D’une guerre de mouvement, on passa alors à une guerre de position. Les jours succédèrent aux jours, les semaines aux semaines et les mois aux mois. Il n’était plus de famille qui n’ait désormais souffert dans sa chair de la disparition d’un proche.

Enterrées dans les tranchées, les deux armées ne parvenaient plus à se repousser. Les offensives succédaient aux offensives, chacune traînant sa lourde cohorte de vies humaines brisées dans la boue et dans le sang des champs de bataille.

Élise comprit que cette guerre serait longue et meurtrière...

* *

*

La ruelle était étroite et sombre. Seul un bouquet de fleurs fanées fixé à la porte différenciait cette demeure des autres. Marthe tira le cordon métallique de la sonnette pour signaler son arrivée. Elle tenait Joséphine par le bras de peur que cette dernière ne finisse par rebrousser chemin au cas où il lui viendrait l’idée de renoncer à leur démarche.

Joséphine était une pauvre fille de quinze ans, seule au monde depuis que ses parents avaient péri en juin 1916 dans l’effondrement de leur maison, près de Sommesous dans la Marne.

La vieille bâtisse n’avait pas résisté aux bombes lâchées par un zeppelin allemand. La chance – peut-on parler de chance dans ces circonstances ? –  avait voulu que la jeune fille soit partie chercher de l’eau au lavoir communal au moment du drame. Elle en avait réchappé ; il lui restait maintenant à vivre...

Heureusement, elle pouvait compter sur son amie, sa seule amie, Marthe. Une lingère qu’elle avait rencontrée il y a quelques mois et qui avait fini par la convaincre de se rendre en ces lieux de si bon matin.

Un vieux domestique borgne vint leur ouvrir. Il regarda les deux jeunes femmes puis leur fit signe de le suivre. Il les conduisit ensuite devant une porte entrouverte avant de se retourner, révélant une bouche totalement édentée :

« Attendez là ! La Femme-sans-nom va vous recevoir... »

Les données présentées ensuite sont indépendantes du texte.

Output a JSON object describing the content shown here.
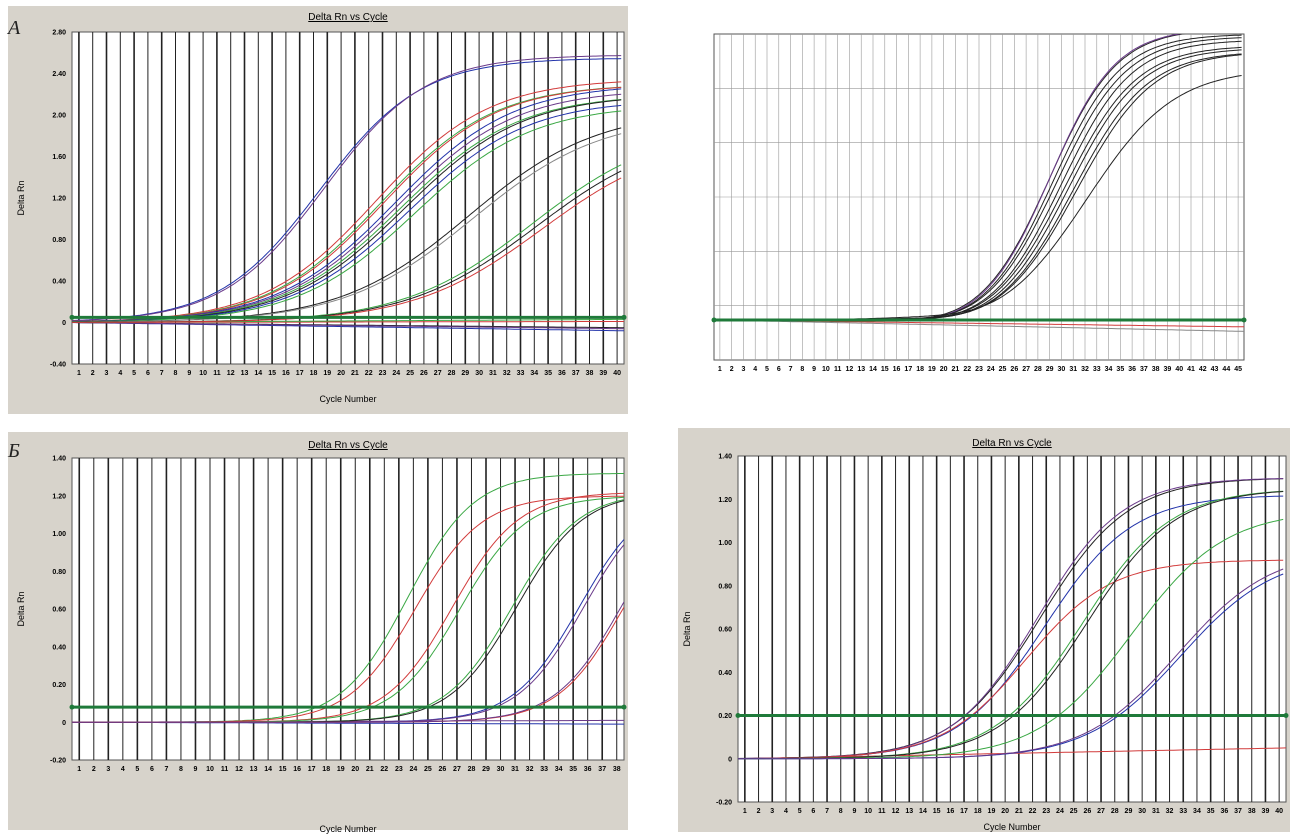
{
  "panel_labels": {
    "A": "А",
    "B": "Б"
  },
  "colors": {
    "background_panel": "#d7d3cb",
    "plot_bg": "#ffffff",
    "threshold": "#1f7a3a",
    "blue": "#2233aa",
    "red": "#d23b3b",
    "green": "#3aa844",
    "black": "#222222",
    "purple": "#6a3a8a",
    "gray": "#888888"
  },
  "chart_data": [
    {
      "panel": "A-left",
      "type": "line",
      "title": "Delta Rn vs Cycle",
      "xlabel": "Cycle Number",
      "ylabel": "Delta Rn",
      "xlim": [
        1,
        40
      ],
      "ylim": [
        -0.4,
        2.8
      ],
      "yticks": [
        "2.80",
        "2.40",
        "2.00",
        "1.60",
        "1.20",
        "0.80",
        "0.40",
        "0",
        "-0.40"
      ],
      "ytick_values": [
        2.8,
        2.4,
        2.0,
        1.6,
        1.2,
        0.8,
        0.4,
        0,
        -0.4
      ],
      "xticks": [
        "1",
        "2",
        "3",
        "4",
        "5",
        "6",
        "7",
        "8",
        "9",
        "10",
        "11",
        "12",
        "13",
        "14",
        "15",
        "16",
        "17",
        "18",
        "19",
        "20",
        "21",
        "22",
        "23",
        "24",
        "25",
        "26",
        "27",
        "28",
        "29",
        "30",
        "31",
        "32",
        "33",
        "34",
        "35",
        "36",
        "37",
        "38",
        "39",
        "40"
      ],
      "threshold": 0.05,
      "grid": true,
      "series": [
        {
          "color": "blue",
          "ymax": 2.55,
          "mid": 18.5,
          "k": 0.28
        },
        {
          "color": "purple",
          "ymax": 2.58,
          "mid": 18.8,
          "k": 0.28
        },
        {
          "color": "red",
          "ymax": 2.35,
          "mid": 22.5,
          "k": 0.25
        },
        {
          "color": "green",
          "ymax": 2.3,
          "mid": 22.8,
          "k": 0.25
        },
        {
          "color": "red",
          "ymax": 2.3,
          "mid": 23.0,
          "k": 0.25
        },
        {
          "color": "blue",
          "ymax": 2.3,
          "mid": 23.8,
          "k": 0.24
        },
        {
          "color": "purple",
          "ymax": 2.25,
          "mid": 24.0,
          "k": 0.24
        },
        {
          "color": "green",
          "ymax": 2.2,
          "mid": 24.2,
          "k": 0.24
        },
        {
          "color": "black",
          "ymax": 2.2,
          "mid": 24.5,
          "k": 0.24
        },
        {
          "color": "blue",
          "ymax": 2.15,
          "mid": 24.8,
          "k": 0.24
        },
        {
          "color": "green",
          "ymax": 2.1,
          "mid": 25.2,
          "k": 0.24
        },
        {
          "color": "black",
          "ymax": 2.05,
          "mid": 29.0,
          "k": 0.22
        },
        {
          "color": "gray",
          "ymax": 2.0,
          "mid": 29.3,
          "k": 0.22
        },
        {
          "color": "green",
          "ymax": 1.9,
          "mid": 33.5,
          "k": 0.22
        },
        {
          "color": "black",
          "ymax": 1.85,
          "mid": 33.8,
          "k": 0.22
        },
        {
          "color": "red",
          "ymax": 1.8,
          "mid": 34.2,
          "k": 0.22
        }
      ],
      "flat_series": [
        {
          "color": "blue",
          "end": -0.08
        },
        {
          "color": "black",
          "end": -0.05
        },
        {
          "color": "red",
          "end": 0.01
        },
        {
          "color": "green",
          "end": 0.03
        },
        {
          "color": "purple",
          "end": -0.06
        }
      ]
    },
    {
      "panel": "A-right",
      "type": "line",
      "title": "",
      "xlabel": "",
      "ylabel": "",
      "xlim": [
        1,
        45
      ],
      "ylim": [
        -0.35,
        2.5
      ],
      "yticks": [],
      "xticks": [
        "1",
        "2",
        "3",
        "4",
        "5",
        "6",
        "7",
        "8",
        "9",
        "10",
        "11",
        "12",
        "13",
        "14",
        "15",
        "16",
        "17",
        "18",
        "19",
        "20",
        "21",
        "22",
        "23",
        "24",
        "25",
        "26",
        "27",
        "28",
        "29",
        "30",
        "31",
        "32",
        "33",
        "34",
        "35",
        "36",
        "37",
        "38",
        "39",
        "40",
        "41",
        "42",
        "43",
        "44",
        "45"
      ],
      "threshold": 0.0,
      "grid": true,
      "series": [
        {
          "color": "black",
          "ymax": 2.55,
          "mid": 29.0,
          "k": 0.36
        },
        {
          "color": "black",
          "ymax": 2.5,
          "mid": 29.3,
          "k": 0.36
        },
        {
          "color": "purple",
          "ymax": 2.55,
          "mid": 29.0,
          "k": 0.37
        },
        {
          "color": "black",
          "ymax": 2.48,
          "mid": 29.6,
          "k": 0.35
        },
        {
          "color": "black",
          "ymax": 2.45,
          "mid": 30.0,
          "k": 0.35
        },
        {
          "color": "black",
          "ymax": 2.4,
          "mid": 30.3,
          "k": 0.34
        },
        {
          "color": "black",
          "ymax": 2.38,
          "mid": 30.6,
          "k": 0.34
        },
        {
          "color": "black",
          "ymax": 2.35,
          "mid": 31.0,
          "k": 0.33
        },
        {
          "color": "black",
          "ymax": 2.35,
          "mid": 31.3,
          "k": 0.32
        },
        {
          "color": "black",
          "ymax": 2.2,
          "mid": 32.2,
          "k": 0.28
        }
      ],
      "flat_series": [
        {
          "color": "gray",
          "end": -0.1
        },
        {
          "color": "red",
          "end": -0.06
        }
      ]
    },
    {
      "panel": "B-left",
      "type": "line",
      "title": "Delta Rn vs Cycle",
      "xlabel": "Cycle Number",
      "ylabel": "Delta Rn",
      "xlim": [
        1,
        38
      ],
      "ylim": [
        -0.2,
        1.4
      ],
      "yticks": [
        "1.40",
        "1.20",
        "1.00",
        "0.80",
        "0.60",
        "0.40",
        "0.20",
        "0",
        "-0.20"
      ],
      "ytick_values": [
        1.4,
        1.2,
        1.0,
        0.8,
        0.6,
        0.4,
        0.2,
        0,
        -0.2
      ],
      "xticks": [
        "1",
        "2",
        "3",
        "4",
        "5",
        "6",
        "7",
        "8",
        "9",
        "10",
        "11",
        "12",
        "13",
        "14",
        "15",
        "16",
        "17",
        "18",
        "19",
        "20",
        "21",
        "22",
        "23",
        "24",
        "25",
        "26",
        "27",
        "28",
        "29",
        "30",
        "31",
        "32",
        "33",
        "34",
        "35",
        "36",
        "37",
        "38"
      ],
      "threshold": 0.08,
      "grid": true,
      "series": [
        {
          "color": "green",
          "ymax": 1.32,
          "mid": 23.5,
          "k": 0.45
        },
        {
          "color": "red",
          "ymax": 1.2,
          "mid": 24.0,
          "k": 0.45
        },
        {
          "color": "red",
          "ymax": 1.22,
          "mid": 26.5,
          "k": 0.45
        },
        {
          "color": "green",
          "ymax": 1.2,
          "mid": 27.0,
          "k": 0.45
        },
        {
          "color": "green",
          "ymax": 1.22,
          "mid": 30.5,
          "k": 0.45
        },
        {
          "color": "black",
          "ymax": 1.22,
          "mid": 30.8,
          "k": 0.45
        },
        {
          "color": "blue",
          "ymax": 1.22,
          "mid": 35.0,
          "k": 0.45
        },
        {
          "color": "purple",
          "ymax": 1.22,
          "mid": 35.3,
          "k": 0.45
        },
        {
          "color": "red",
          "ymax": 1.22,
          "mid": 38.0,
          "k": 0.45
        },
        {
          "color": "purple",
          "ymax": 1.22,
          "mid": 37.8,
          "k": 0.45
        }
      ],
      "flat_series": [
        {
          "color": "blue",
          "end": -0.01
        },
        {
          "color": "purple",
          "end": 0.01
        }
      ]
    },
    {
      "panel": "B-right",
      "type": "line",
      "title": "Delta Rn vs Cycle",
      "xlabel": "Cycle Number",
      "ylabel": "Delta Rn",
      "xlim": [
        1,
        40
      ],
      "ylim": [
        -0.2,
        1.4
      ],
      "yticks": [
        "1.40",
        "1.20",
        "1.00",
        "0.80",
        "0.60",
        "0.40",
        "0.20",
        "0",
        "-0.20"
      ],
      "ytick_values": [
        1.4,
        1.2,
        1.0,
        0.8,
        0.6,
        0.4,
        0.2,
        0,
        -0.2
      ],
      "xticks": [
        "1",
        "2",
        "3",
        "4",
        "5",
        "6",
        "7",
        "8",
        "9",
        "10",
        "11",
        "12",
        "13",
        "14",
        "15",
        "16",
        "17",
        "18",
        "19",
        "20",
        "21",
        "22",
        "23",
        "24",
        "25",
        "26",
        "27",
        "28",
        "29",
        "30",
        "31",
        "32",
        "33",
        "34",
        "35",
        "36",
        "37",
        "38",
        "39",
        "40"
      ],
      "threshold": 0.2,
      "grid": true,
      "series": [
        {
          "color": "black",
          "ymax": 1.3,
          "mid": 22.5,
          "k": 0.32
        },
        {
          "color": "purple",
          "ymax": 1.3,
          "mid": 22.3,
          "k": 0.33
        },
        {
          "color": "blue",
          "ymax": 1.22,
          "mid": 22.8,
          "k": 0.32
        },
        {
          "color": "red",
          "ymax": 0.92,
          "mid": 21.5,
          "k": 0.33
        },
        {
          "color": "green",
          "ymax": 1.25,
          "mid": 25.5,
          "k": 0.32
        },
        {
          "color": "black",
          "ymax": 1.25,
          "mid": 25.8,
          "k": 0.32
        },
        {
          "color": "green",
          "ymax": 1.15,
          "mid": 29.0,
          "k": 0.3
        },
        {
          "color": "blue",
          "ymax": 0.95,
          "mid": 32.5,
          "k": 0.3
        },
        {
          "color": "purple",
          "ymax": 0.97,
          "mid": 32.3,
          "k": 0.3
        }
      ],
      "flat_series": [
        {
          "color": "red",
          "end": 0.05
        }
      ]
    }
  ]
}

Elles se retrouvèrent dans une sorte de vestibule peu éclairé, plus dépouillé qu’un presbytère calviniste. Après quelques minutes, une voix féminine, puissante et éraillée, les fit sursauter :

« Entrez, mes belles !... »

Marthe poussa la porte et pénétra dans une vaste pièce aux murs couverts d’épaisses tentures de velours cramoisi dont les reflets moirés semblaient se mouvoir sous la lueur vacillante de nombreux candélabres, vraisemblablement récupérés dans une église après les grands inventaires de 1906.

« Soyez les bienvenues au Val d’Amour mes jolies... Laquelle de vous deux m’a appelée ?

– C’est moi, Madame, répondit Marthe.

– Approchez..., approchez..., je ne vous vois pas d’où je suis... »

Marthe et Joséphine firent deux pas en avant, impressionnées par cette femme vêtue d’une robe à crinoline un peu démodée, une cravache à pommeau de métal argenté, gravé de rinceaux et de végétaux, dans une main et un long fume-cigarette en ivoire dans l’autre.

« Et toi, comment t’appelles-tu ? demanda la Femme-sans-nom à la jeune fille.

– Elle s’appelle Joséphine, Madame...

– Elle a perdu sa langue ? C’est regrettable car elle en aura parfois bien besoin ici !... » gloussa t-elle.

Joséphine était paralysée par la peur. Elle regardait discrètement autour d’elle, ne sachant où poser son regard timide.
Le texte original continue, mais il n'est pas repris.